Multi-height probing of horizontal flows in the solar photosphere

We tested whether simultaneous spectropolarimetric imaging in two magnetically sensitive optical spectral lines, which probe two different layers of the solar atmosphere (the photosphere and the temperature minimum), can help constrain the depth variation of horizontal flows. We first tested the feasibility of our method using Fourier local correlation tracking (FLCT) to track physical quantities at different optical depths ($\logτ_{500}={-1,-2,-3,-4}$) in an atmosphere simulated with the MURaM code. We then inferred the horizontal distribution of the LOS magnetic field component from synthetic spectropolarimetric observations of Fe I 525.0 nm and Mg I b2 spectral lines, applied FLCT to the time sequence of these synthetic magnetograms, and compared our findings with the original height-dependent horizontal velocities. Tracking the LOS magnetic field component (which coincides with the vertical component at the disk center) yields horizontal velocities that, after appropriate temporal and spatial averaging, agree excellently with the horizontal component of the simulated velocities, both calculated at constant $τ_{500}$ surfaces, up to the temperature minimum ($\logτ_{500}=-3$).
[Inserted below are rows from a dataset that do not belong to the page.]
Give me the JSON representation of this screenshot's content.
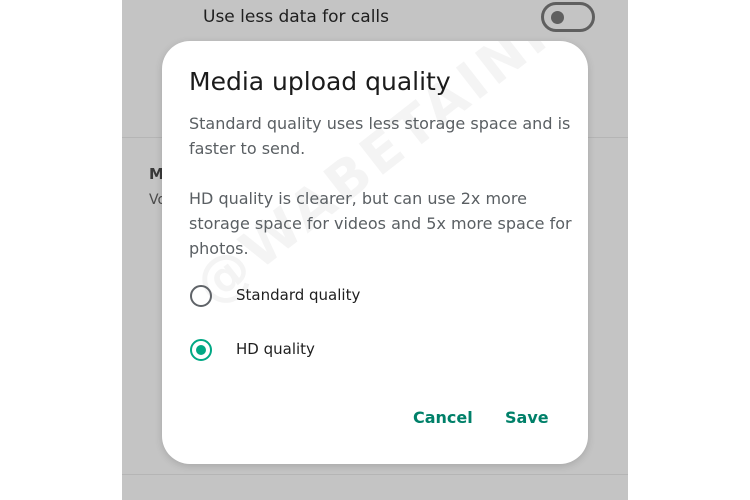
{
  "background": {
    "setting_label": "Use less data for calls",
    "section_title_partial": "M",
    "section_sub_partial": "Vo",
    "toggle_on": false
  },
  "dialog": {
    "title": "Media upload quality",
    "paragraph1": "Standard quality uses less storage space and is faster to send.",
    "paragraph2": "HD quality is clearer, but can use 2x more storage space for videos and 5x more space for photos.",
    "options": [
      {
        "label": "Standard quality",
        "selected": false
      },
      {
        "label": "HD quality",
        "selected": true
      }
    ],
    "cancel_label": "Cancel",
    "save_label": "Save",
    "watermark": "@WABETAINFO"
  },
  "colors": {
    "accent": "#00a884",
    "action_text": "#008069",
    "scrim": "#c4c4c4"
  }
}
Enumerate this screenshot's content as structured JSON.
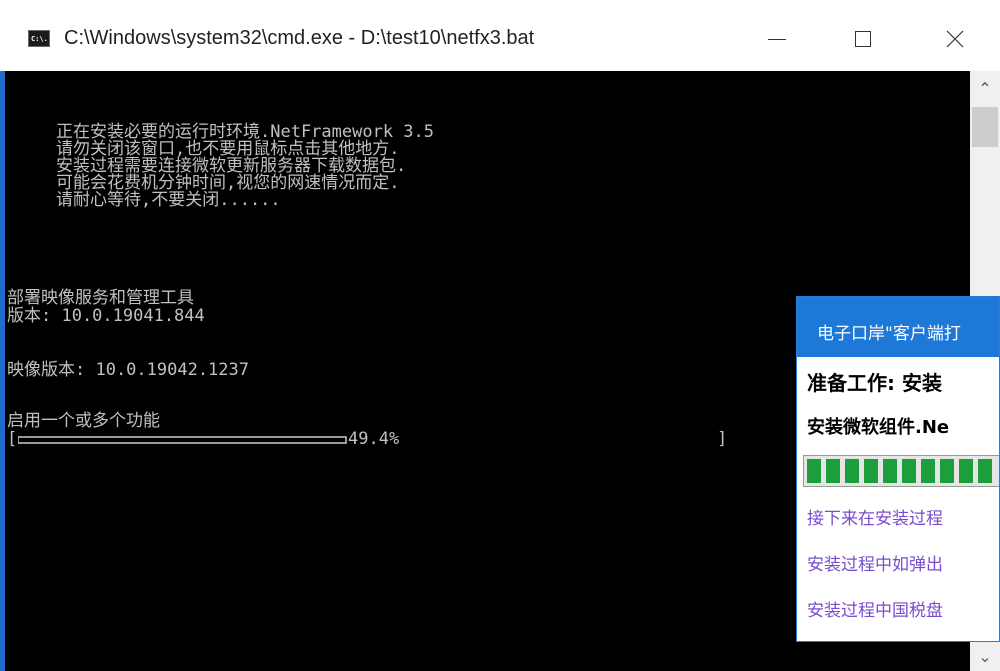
{
  "window": {
    "title": "C:\\Windows\\system32\\cmd.exe - D:\\test10\\netfx3.bat",
    "icon_text": "C:\\."
  },
  "console": {
    "intro_lines": [
      "正在安装必要的运行时环境.NetFramework 3.5",
      "请勿关闭该窗口,也不要用鼠标点击其他地方.",
      "安装过程需要连接微软更新服务器下载数据包.",
      "可能会花费机分钟时间,视您的网速情况而定.",
      "请耐心等待,不要关闭......"
    ],
    "tool_name": "部署映像服务和管理工具",
    "tool_version": "版本: 10.0.19041.844",
    "image_version": "映像版本: 10.0.19042.1237",
    "enable_features": "启用一个或多个功能",
    "progress_open": "[",
    "progress_text": "49.4%",
    "progress_close": "]",
    "progress_fraction": 0.494
  },
  "popup": {
    "title": "电子口岸\"客户端打",
    "heading": "准备工作: 安装",
    "subheading": "安装微软组件.Ne",
    "progress_segments": 10,
    "links": [
      "接下来在安装过程",
      "安装过程中如弹出",
      "安装过程中国税盘"
    ],
    "link_color": "#7a4ccf"
  }
}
When tracking the temperature at constant $τ_{500}$ surfaces, this agreement already breaks down completely at the mid photosphere ($\logτ_{500}=-2$). Tracking the vertical component of the magnetic field inferred from synthetic observations of the Fe I 525.0 nm and the Mg I b2 spectral lines yields a satisfactory inference of the horizontal velocities in the mid-photosphere ($\logτ_{500}\approx-1$) and the temperature minimum ($\logτ_{500}\approx-3$), respectively. Our results indicate that high-spatial-resolution spectropolarimetric imaging in solar spectral lines can provide meaningful information about the horizontal plasma velocities over a range of heights.